Um superalimento sem seguidores de culto ou preços aumentados, o molokhia é embalado com vitamina C, E, potássio, ferro e fibra. "Ele [molokhia] também contém certos carotenóides antioxidantes e elementos antioxidantes, fazendo uma adição completa e altamente benéfica à sua dieta", disse-me a nutricionista infantil Mai Amer, baseada no Cairo, sobre a usina nutricional.



Tarek Helmy (aqui, com um amigo) come molokhia duas vezes por semana com arroz

De volta à cozinha, me juntei a Tarek em um fogão com um cheiro sublime. "Se você ouvir o tsas (um chiado), você está fazendo certo", disse ele, colocando o molokhia em uma panela fervendo com alho, coentro moído e ghee derretido. "Eu adiciono um pouco de tomate para acidez e doçura."

Assim como as variações regionais do molokhia, os chefs têm seus próprios riffs sobre a receita. Mohammed Fatih, um chef do restaurante Makka de Aswan (localizado na rua Abtal el Tahrir) revelou: "Meu segredo é cozinhar uma base de caldo feita com ossos de dentro do rabo de uma vaca e cozinhá-la por três horas." O molokhia recém-picado é então adicionado lentamente ao caldo. Enquanto isso, o chef Hussein Mustafa, nascido em Luxor (que trabalha no trio de iates luxuosos do rio Nilo, no Sanctuary Retreat ), afirma a importância da proveniência. "O melhor molokhia é cultivado entre os campos de cana-de-açúcar. É por isso que o molokhia é melhor no sul (do Egito) do que no norte."
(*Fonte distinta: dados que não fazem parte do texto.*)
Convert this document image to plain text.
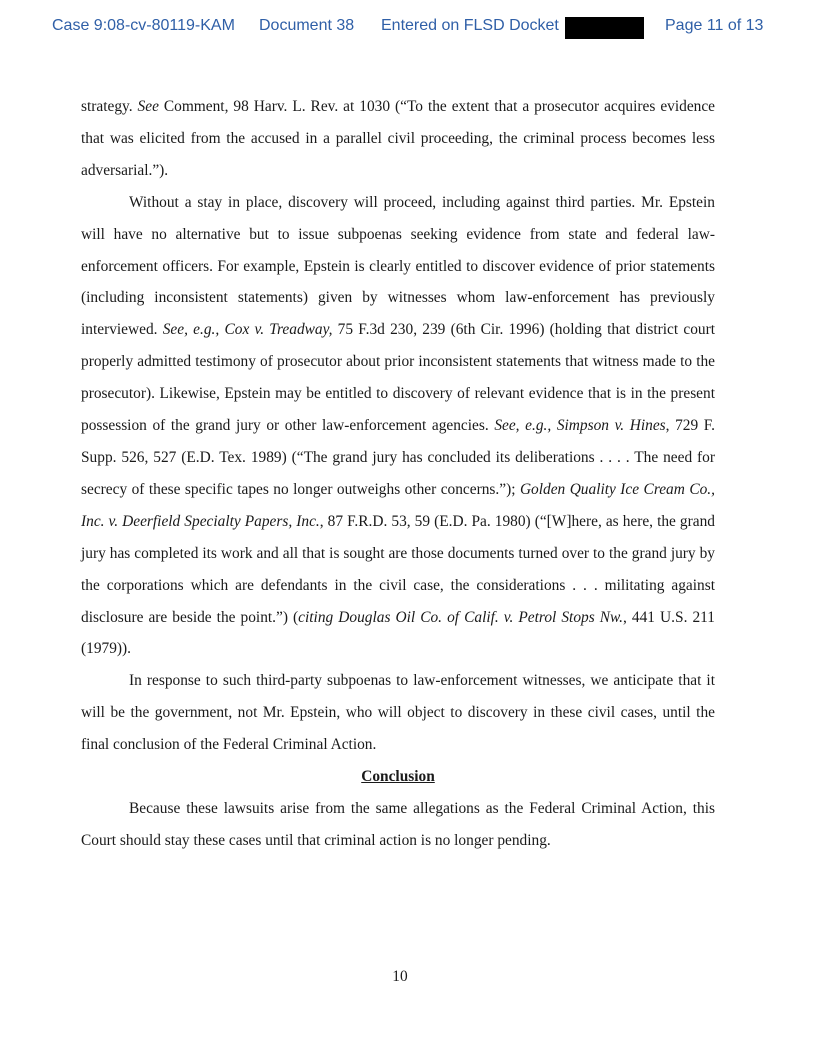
Case 9:08-cv-80119-KAM Document 38 Entered on FLSD Docket	Page 11 of 13

strategy. See Comment, 98 Harv. L. Rev. at 1030 (“To the extent that a prosecutor acquires evidence that was elicited from the accused in a parallel civil proceeding, the criminal process becomes less adversarial.”).

Without a stay in place, discovery will proceed, including against third parties. Mr. Epstein will have no alternative but to issue subpoenas seeking evidence from state and federal law-enforcement officers. For example, Epstein is clearly entitled to discover evidence of prior statements (including inconsistent statements) given by witnesses whom law-enforcement has previously interviewed. See, e.g., Cox v. Treadway, 75 F.3d 230, 239 (6th Cir. 1996) (holding that district court properly admitted testimony of prosecutor about prior inconsistent statements that witness made to the prosecutor). Likewise, Epstein may be entitled to discovery of relevant evidence that is in the present possession of the grand jury or other law-enforcement agencies. See, e.g., Simpson v. Hines, 729 F. Supp. 526, 527 (E.D. Tex. 1989) (“The grand jury has concluded its deliberations . . . . The need for secrecy of these specific tapes no longer outweighs other concerns.”); Golden Quality Ice Cream Co., Inc. v. Deerfield Specialty Papers, Inc., 87 F.R.D. 53, 59 (E.D. Pa. 1980) (“[W]here, as here, the grand jury has completed its work and all that is sought are those documents turned over to the grand jury by the corporations which are defendants in the civil case, the considerations . . . militating against disclosure are beside the point.”) (citing Douglas Oil Co. of Calif. v. Petrol Stops Nw., 441 U.S. 211 (1979)).

In response to such third-party subpoenas to law-enforcement witnesses, we anticipate that it will be the government, not Mr. Epstein, who will object to discovery in these civil cases, until the final conclusion of the Federal Criminal Action.

Conclusion

Because these lawsuits arise from the same allegations as the Federal Criminal Action, this Court should stay these cases until that criminal action is no longer pending.

10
Se você ouvir o tsas (um chiado), você está fazendo certo

Fayoum, que fica 100 km a sudoeste do Cairo, no Oriente Médio, é um oásis exuberante, onde as dunas do deserto dão lugar a palmeiras ondulantes, nascentes de enxofre naturais e campos verdes infinitos. O Faraó Amenemhat III (1818-1770 aC) avaliou o potencial agrícola da área e, 3.500 anos depois, o excesso de fazendeiros molokhia de Fayoum continua a trabalhar em suas terras férteis. O sol de parede a parede e o solo bem drenado são condições perfeitas para o molokhia, que cresce aqui de maio a agosto em apenas 60 dias.


Molokhia já foi considerado o "alimento dos reis" por causa de seus poderes curativos

O superverde de dois metros de altura também é cultivado nos terraços empoeirados e abandonados do Cairo. Malik Tag, chefe de agricultura inteligente da Schaduf , me deu um tour pela sede da empresa social no telhado (localizada no bairro nobre de Maadi ), onde novos conceitos de jardins urbanos estão sendo testados. Molokhia foi uma das primeiras hortaliças a serem cultivadas como parte dos projetos de agricultura hidropônica liderados pela comunidade de Schaduf, disse ele. "As iniciativas permitiram que famílias de baixa renda vendessem verduras (incluindo molokhia) para supermercados de luxo da cidade."

A onze quilômetros de distância, na cidade periférica de Gizé, encontrei-me com a recepcionista Mimi Melad, de 27 anos, uma autoproclamada defensora da tradição quando se trata de molokhia. "Eu sempre cozinho com molokhia fresco de uma barraca na rua Al-Haram perto de minha casa", disse ela. "E eu faço o shahe't (pronuncia-se" cha-h'a ") todas as vezes", ela continuou, referindo-se a um antigo ritual de culinária ainda praticado hoje por algumas mulheres egípcias. Acreditando que o prato ficava mais saboroso, o cozinheiro se inclinou sobre o molokhia fumegante, balbuciando as palavras " shahe't el mulukhiyah " enquanto soltava um suspiro audível, antes de fechar a tampa da panela.

"Minha mãe, minha avó e a mãe dela faziam os shahe't ", disse Melad, cheia de orgulho. Algo me diz que o shahe't estará por aí em outras quatro gerações.